- YA titles and Middle Students- what titles are acceptable?
- I think I need more help getting started/getting teachers on board.
- How long for book talks with your classes?
- How do you get your administrators on board?
- Some students won't read independently
- Our assistant superintendent is against SSR. How do you convince someone who seems dead set against it?
Great questions- and I need help from you all with these!
1. YA and Middle School-- this is a great question because the content in YA books can be quite mature. I would rely on reviews and only add titles that say grade 8 or age 14. I have a friend who is a middle school librarian and she puts an 8th grade sticker on these titles. If a younger student wants to check them out, they must bring a permission slip from home.

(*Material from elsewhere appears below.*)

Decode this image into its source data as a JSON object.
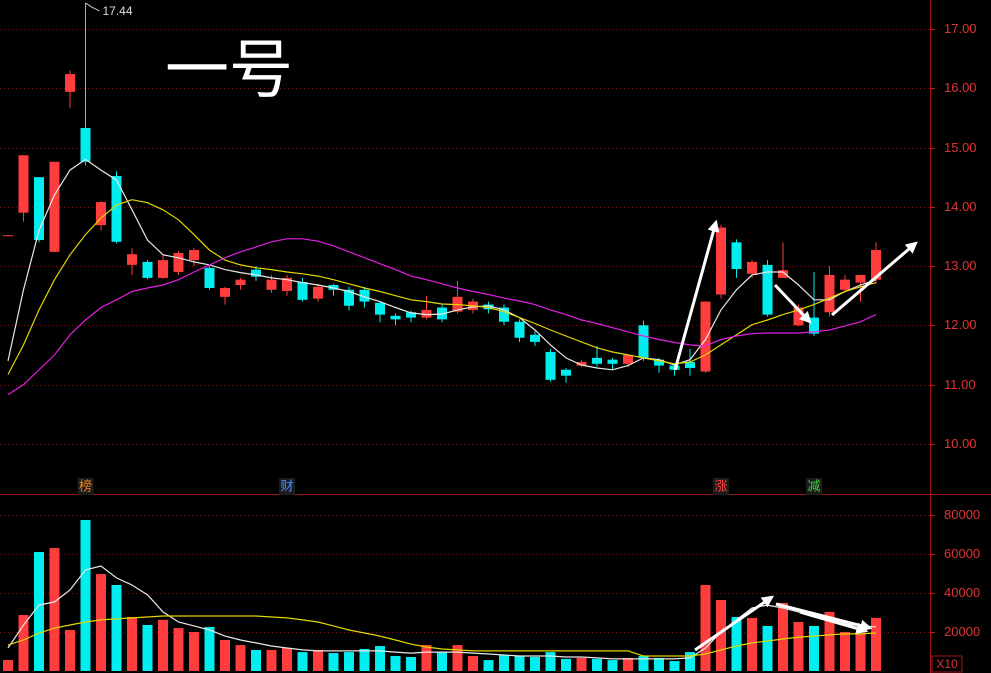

2, 4 and 6 All of these questions have to do with buy in and getting started. I would try to start with one or two teachers to get started. I would ask to present in department meetings and I would also recommend trying the one to one conversation whenever you get a chance to encourage SSR. I started by asking the teachers to give the high school kids library time for check out. Even if you can't do SSR it is worthwhile for the students to come to the library for check out time every so often.
The part of this question that asked about administrators and superintendents is tough. I would prepare a way to share the evidence. I am thinking of doing this myself in the form of a short Animoto video or something like that.
At the end of the day, if you can't do SSR you can still encourage reading as much as possible. Anything we can do to encourage reading is worth doing!
3. I tailor the book talks to the class and teacher. Most of the time they last about 30 minutes. I talk up some titles and do some follow up activities on the books they have been reading for about 20 minutes and then give the class about 10 minutes to find a new book to check out. I have done books talks in as short of a time as 15 minutes though. I sometimes use a timer to keep myself from going on and on too long. I love to talk about books so I have to be careful to respect the time the teacher has alloted for book talks.
5. The question about some students not reading is a hard one that I do not have a magic answer for. I sure wish I did! I try lots of things that are successful some of the time. I encourage Orca titles that are short and easy to read. I try to have lots of nonfiction that appeal to the non-reading students- I purchase based on these kids too! At my school lots of books on hunting are good. An idea I got from the SSR Handbook is to let the kids take multiple magazine, books, etc to their desk to look over during the SSR time. I also think that reading aloud to hook the kids into a good story is a good idea.
I don't do much with audiobooks but I am interested in trying more of this. I have a question about these- I wonder if listening to a book is as beneficial? Can students get the great gains of SSR if they listen to a book?
Ok, there are my thoughts on some of your questions. I hope you all will join in the conversation!